Г.П.: Ну, конечно. Тебе все предъявлено таким образом, что ты есть порча бытия власти. Это уже на микроуровне предъявляется: оборотной стороной верховного всемогущества является твое небытие. Я думаю, это отчасти похоже на структуру рабства. Потому что холопство есть ипостась рабства, помимо всего прочего. Но неформального, не всегда формализованного. Зато, соглашаясь и входя в систему холопом, ты сможешь ею крутить. Как «барская барыня» Минкина при Аракчееве. Она тобой вертит, предоставляя тебе вертеть собой. Сопротивление материалов падает, как только ты движешься ей навстречу. Но ведь и ты можешь ею крутить! Простейший пример — это все «левое», «теневое» при советской власти. Конечно, будучи злобным антисоветчиком, можно постоянно ошиваться в «левой» экономике. Но ведь наверняка проколешься. Следовательно, надо быть дружественным «интерфейсом» системы. Чтобы подпустить ее к себе, надо ею стать.

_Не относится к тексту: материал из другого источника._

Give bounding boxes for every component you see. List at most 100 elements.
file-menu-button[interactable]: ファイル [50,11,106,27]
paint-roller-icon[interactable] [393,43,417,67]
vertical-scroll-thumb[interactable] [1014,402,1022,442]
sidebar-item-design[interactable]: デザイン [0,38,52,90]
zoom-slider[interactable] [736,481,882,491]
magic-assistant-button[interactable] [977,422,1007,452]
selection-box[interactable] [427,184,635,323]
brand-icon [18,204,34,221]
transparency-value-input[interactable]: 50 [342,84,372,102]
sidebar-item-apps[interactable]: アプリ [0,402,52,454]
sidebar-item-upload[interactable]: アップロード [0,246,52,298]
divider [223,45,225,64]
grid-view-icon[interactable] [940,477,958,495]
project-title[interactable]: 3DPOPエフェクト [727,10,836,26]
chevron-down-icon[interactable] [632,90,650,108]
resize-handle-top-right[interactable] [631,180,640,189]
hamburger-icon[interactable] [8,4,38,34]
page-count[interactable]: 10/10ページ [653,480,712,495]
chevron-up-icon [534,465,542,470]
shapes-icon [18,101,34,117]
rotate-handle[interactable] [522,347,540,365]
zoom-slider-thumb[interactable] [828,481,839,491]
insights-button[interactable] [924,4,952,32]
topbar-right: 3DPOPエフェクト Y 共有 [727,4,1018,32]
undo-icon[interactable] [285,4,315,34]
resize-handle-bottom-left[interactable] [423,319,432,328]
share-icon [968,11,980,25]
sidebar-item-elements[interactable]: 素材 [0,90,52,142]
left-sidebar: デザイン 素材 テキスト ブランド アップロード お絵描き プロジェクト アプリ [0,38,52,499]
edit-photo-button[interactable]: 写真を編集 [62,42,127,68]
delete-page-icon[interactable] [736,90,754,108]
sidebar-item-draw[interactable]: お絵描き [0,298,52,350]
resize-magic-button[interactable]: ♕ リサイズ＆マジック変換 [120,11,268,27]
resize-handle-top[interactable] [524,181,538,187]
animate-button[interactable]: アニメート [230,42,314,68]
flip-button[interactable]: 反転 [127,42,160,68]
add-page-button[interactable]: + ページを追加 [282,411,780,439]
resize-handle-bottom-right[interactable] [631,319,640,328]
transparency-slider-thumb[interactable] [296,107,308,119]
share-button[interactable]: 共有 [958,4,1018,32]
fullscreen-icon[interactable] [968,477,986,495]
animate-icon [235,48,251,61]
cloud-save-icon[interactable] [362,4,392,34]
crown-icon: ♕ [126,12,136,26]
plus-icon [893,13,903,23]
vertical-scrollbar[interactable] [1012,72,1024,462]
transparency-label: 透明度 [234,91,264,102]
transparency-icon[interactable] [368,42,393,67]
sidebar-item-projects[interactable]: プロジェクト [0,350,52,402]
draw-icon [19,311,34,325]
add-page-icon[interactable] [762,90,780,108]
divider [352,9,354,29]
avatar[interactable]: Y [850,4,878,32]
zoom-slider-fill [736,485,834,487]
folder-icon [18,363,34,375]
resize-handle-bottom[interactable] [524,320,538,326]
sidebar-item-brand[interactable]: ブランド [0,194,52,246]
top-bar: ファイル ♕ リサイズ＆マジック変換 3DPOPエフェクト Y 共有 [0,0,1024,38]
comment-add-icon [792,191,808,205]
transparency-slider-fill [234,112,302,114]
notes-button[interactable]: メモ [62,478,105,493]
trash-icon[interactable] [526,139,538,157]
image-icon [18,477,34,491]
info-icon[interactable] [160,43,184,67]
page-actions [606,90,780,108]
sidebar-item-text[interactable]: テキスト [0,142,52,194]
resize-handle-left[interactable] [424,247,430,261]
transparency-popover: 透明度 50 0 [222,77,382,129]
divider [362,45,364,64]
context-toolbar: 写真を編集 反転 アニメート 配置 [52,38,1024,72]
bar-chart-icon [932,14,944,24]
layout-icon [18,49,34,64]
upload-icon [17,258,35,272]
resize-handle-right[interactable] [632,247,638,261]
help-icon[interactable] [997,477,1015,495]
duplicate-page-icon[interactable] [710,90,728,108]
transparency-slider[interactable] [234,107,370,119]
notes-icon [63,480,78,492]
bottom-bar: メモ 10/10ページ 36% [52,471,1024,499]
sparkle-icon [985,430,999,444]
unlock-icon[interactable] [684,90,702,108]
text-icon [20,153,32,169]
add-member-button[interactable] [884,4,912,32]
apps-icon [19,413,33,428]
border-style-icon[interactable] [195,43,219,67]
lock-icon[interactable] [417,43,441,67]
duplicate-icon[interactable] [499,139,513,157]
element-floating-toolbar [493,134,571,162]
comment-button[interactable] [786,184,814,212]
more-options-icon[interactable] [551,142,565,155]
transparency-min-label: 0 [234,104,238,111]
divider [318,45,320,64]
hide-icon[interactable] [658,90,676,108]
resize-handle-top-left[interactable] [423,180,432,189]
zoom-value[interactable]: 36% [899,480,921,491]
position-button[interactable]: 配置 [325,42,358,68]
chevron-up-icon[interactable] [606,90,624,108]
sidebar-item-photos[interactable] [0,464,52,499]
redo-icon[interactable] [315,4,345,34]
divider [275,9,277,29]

Здесь наверняка есть фазовые переходы, типологии, которые могут быть описаны. В каком-то смысле «система РФ» пародийно-демиургична. И ты получаешь право «демиурга» зайти далеко. Конечно, можно неправильно рассчитать, как Сердюков, и взять не по чину. Да это другое дело…

И.Ч.: Но и каждый новый Нерон видит себя кифаредом. Снижает уровень, самозабвенно приблизившись к «простым людям». Как это у нас звучит: «я ваш, я близок простым людям».

Г.П.: Да, это интересно. Но все это требует уже несколько другого языка описания социума власти в версии «системы РФ».